The dazzling score, featuring such wonderful melodies as "Ragtime," and "Wheels of a Dream," receives heartfelt interpretations from the magnetic Thom Allison as Coalhouse, sensitive Patty Jamieson as Mother, Jay Turvey as optimistic Tateh, stalwart Benedict Campbell as Father. Alana Hibbert as Sarah can't quite match the vocal power of McDonald (and it's probably not fair to compare anyone to McDonald), but brought out a fragile quality in the character.
Thom Allison (right) and the ensemble in Ragtime
Special mention should also go to featured player Nichola Lawrence who has an electrifying bluesy turn in the role of Sarah's Friend.

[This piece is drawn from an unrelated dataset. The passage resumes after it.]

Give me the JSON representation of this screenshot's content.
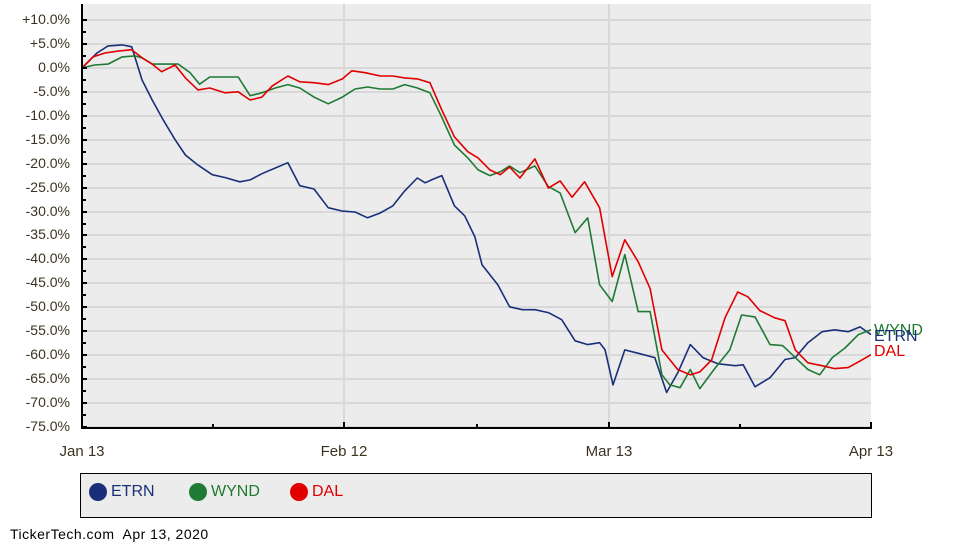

Sue LePage's scaffold-like set provides number of satisfying levels as Morgan, Ford, Goldman and Booker T. Washington all need to declaim at some point. Alan Brodie's lighting design, coupled with Ben Chiasson's and Beth Kates' projections (one that really impressed me was an impressionistic video of life in the tenements), really lift the show into heaven.

Maxwell's staging is so interesting - such as two wheeled frames representing ships, one of which is carrying Father to explore the North Pole with Admiral Peary - and the cast performs with such consistent style. But Ragtime, at two hours, 45 minutes, has always been too long. For instance, the song "What A Game" (about baseball) doesn't move the action forward and could be dropped. However, as I was thinking those thoughts during the song, I was simultaneously enjoying Campbell trying to tell his son about the game while shielding him from the raucous elements in the crowd.

I'm glad to see that Ragtime is a hit for Shaw, which hasn't done many musicals, as this luminous production certainly deserves to be one.

A couple of personal notes: in 1996, long before I came to live in Mamaroneck, N.Y., just a few miles north of New Rochelle, I took no notice of a line in the show spoken by a train conductor: "All aboard for Mamaroneck!" This time, it produced a moment of delight for me and my companion, teacher and director Ron Cameron-Lewis, a visitor to Mamaroneck this year.

A friend in the cast, Stewart Adam McKensy, continues to be one of the most talented tap dancers, singers and actors I've seen and ably anchors the ensemble (that's him in the center of the photo above). The Shaw audience will really appreciate Stewart's talents when he performs as Coalhouse for several shows this fall. Break legs, Stewart.